Lateu's people don't bother to patch their huts anymore, and an unpleasant mould covers the ground of every dwelling as a result of frequent flooding. For a while the islanders tried to rise above the surging seas by putting their huts up on makeshift foundations of coral, but they soon gave up. Now they are preparing to move to higher ground, some 300 metres inland, where they have already built six communal structures with financial aid from Canada. Lateu is the only village on Tegua island, a half-moon-shaped speck of land less than four miles long and 10 miles wide in the South Pacific. It is one of five coral atolls in the Torres Group, 650 miles north of Vanuatu's main island, Efate. Getting here involves a flight in a small plane that goes once a week to the Torres' main island, Loh, and a prohibitively expensive, wet and frightening 40-minute ride over the open sea in a fisherman's boat.

The impact climate change has had on Tegua atoll is hard to ignore. Everywhere on the windward side of the island, palm trees are immersed by the sea. Some have survived the ordeal, others have fallen, littering the shallow waters of the coast line. "At the end of the Eighties, our village was flooded for the first time," says Reuben Seluin, 63, Lateu's village head. "Nowadays it happens every other month."

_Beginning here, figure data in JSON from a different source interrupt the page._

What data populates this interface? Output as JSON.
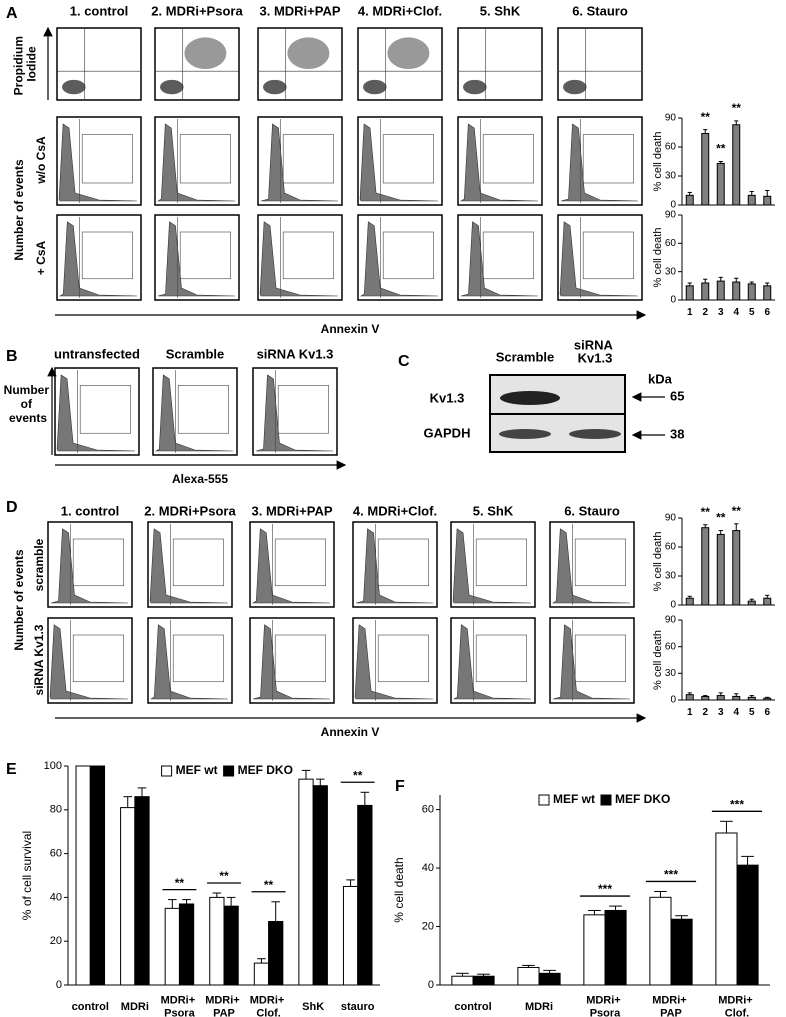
{
  "panel_labels": [
    "A",
    "B",
    "C",
    "D",
    "E",
    "F"
  ],
  "panel_a": {
    "columns": [
      "1. control",
      "2. MDRi+Psora",
      "3. MDRi+PAP",
      "4. MDRi+Clof.",
      "5. ShK",
      "6. Stauro"
    ],
    "row_labels": [
      "Propidium Iodide",
      "w/o CsA",
      "+ CsA"
    ],
    "y_axis_label": "Number of events",
    "x_axis_label": "Annexin V"
  },
  "panel_b": {
    "columns": [
      "untransfected",
      "Scramble",
      "siRNA Kv1.3"
    ],
    "y_axis_label": "Number of events",
    "x_axis_label": "Alexa-555"
  },
  "panel_c": {
    "columns": [
      "Scramble",
      "siRNA Kv1.3"
    ],
    "rows": [
      "Kv1.3",
      "GAPDH"
    ],
    "unit": "kDa",
    "markers": [
      65,
      38
    ]
  },
  "panel_d": {
    "columns": [
      "1. control",
      "2. MDRi+Psora",
      "3. MDRi+PAP",
      "4. MDRi+Clof.",
      "5. ShK",
      "6. Stauro"
    ],
    "row_labels": [
      "scramble",
      "siRNA Kv1.3"
    ],
    "y_axis_label": "Number of events",
    "x_axis_label": "Annexin V"
  },
  "chart_data": [
    {
      "type": "bar",
      "y_label": "% cell death",
      "values": [
        10,
        74,
        43,
        83,
        10,
        9
      ],
      "errors": [
        3,
        4,
        2,
        4,
        4,
        6
      ],
      "significance": [
        null,
        "**",
        "**",
        "**",
        null,
        null
      ],
      "color": "#808080",
      "ylim": [
        0,
        90
      ],
      "yticks": [
        0,
        30,
        60,
        90
      ]
    },
    {
      "type": "bar",
      "y_label": "% cell death",
      "categories": [
        "1",
        "2",
        "3",
        "4",
        "5",
        "6"
      ],
      "values": [
        15,
        18,
        20,
        19,
        17,
        15
      ],
      "errors": [
        3,
        4,
        4,
        4,
        2,
        3
      ],
      "color": "#808080",
      "ylim": [
        0,
        90
      ],
      "yticks": [
        0,
        30,
        60,
        90
      ]
    },
    {
      "type": "bar",
      "y_label": "% cell death",
      "values": [
        7,
        80,
        73,
        77,
        4,
        7
      ],
      "errors": [
        2,
        3,
        4,
        7,
        2,
        3
      ],
      "significance": [
        null,
        "**",
        "**",
        "**",
        null,
        null
      ],
      "color": "#808080",
      "ylim": [
        0,
        90
      ],
      "yticks": [
        0,
        30,
        60,
        90
      ]
    },
    {
      "type": "bar",
      "y_label": "% cell death",
      "categories": [
        "1",
        "2",
        "3",
        "4",
        "5",
        "6"
      ],
      "values": [
        6,
        4,
        5,
        4,
        3,
        2
      ],
      "errors": [
        2,
        1,
        3,
        3,
        2,
        1
      ],
      "color": "#808080",
      "ylim": [
        0,
        90
      ],
      "yticks": [
        0,
        30,
        60,
        90
      ]
    },
    {
      "type": "bar",
      "y_label": "% of cell survival",
      "categories": [
        "control",
        "MDRi",
        "MDRi+ Psora",
        "MDRi+ PAP",
        "MDRi+ Clof.",
        "ShK",
        "stauro"
      ],
      "series": [
        {
          "name": "MEF wt",
          "color": "#ffffff",
          "values": [
            100,
            81,
            35,
            40,
            10,
            94,
            45
          ],
          "errors": [
            0,
            5,
            4,
            2,
            2,
            4,
            3
          ]
        },
        {
          "name": "MEF DKO",
          "color": "#000000",
          "values": [
            100,
            86,
            37,
            36,
            29,
            91,
            82
          ],
          "errors": [
            0,
            4,
            2,
            4,
            9,
            3,
            6
          ]
        }
      ],
      "significance": [
        null,
        null,
        "**",
        "**",
        "**",
        null,
        "**"
      ],
      "legend": "top",
      "ylim": [
        0,
        100
      ],
      "yticks": [
        0,
        20,
        40,
        60,
        80,
        100
      ]
    },
    {
      "type": "bar",
      "y_label": "% cell death",
      "categories": [
        "control",
        "MDRi",
        "MDRi+ Psora",
        "MDRi+ PAP",
        "MDRi+ Clof."
      ],
      "series": [
        {
          "name": "MEF wt",
          "color": "#ffffff",
          "values": [
            3,
            6,
            24,
            30,
            52
          ],
          "errors": [
            1,
            0.7,
            1.5,
            2,
            4
          ]
        },
        {
          "name": "MEF DKO",
          "color": "#000000",
          "values": [
            3,
            4,
            25.5,
            22.5,
            41
          ],
          "errors": [
            0.7,
            1,
            1.5,
            1.2,
            3
          ]
        }
      ],
      "significance": [
        null,
        null,
        "***",
        "***",
        "***"
      ],
      "legend": "top",
      "ylim": [
        0,
        65
      ],
      "yticks": [
        0,
        20,
        40,
        60
      ]
    }
  ]
}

When the islanders resettled Tegua in the Sixties, they built Lateu directly next to the bay. During low tide, a tiny pond of sweet fresh water appears between the sea's coral ground. The pool gave Lateu its name. Aside from a rain water tank, the only thing Vanuatu's administration ever built on this island, it used to be the only source of drinking water for the atoll. Now the women use it to do their laundry. During high tide, waves crash on a low pile of coral that separates the village from the sea, but Mr Seluin says that Lateu used to have a white sand beach. Part of it, he says, was washed away by a tsunami, triggered by an earthquake on Torres in 1997. "With every big tide that followed, the sea came a bit closer. I can't tell you whether this is due to climate change. I just know that we used to have a beach, and that it's gone."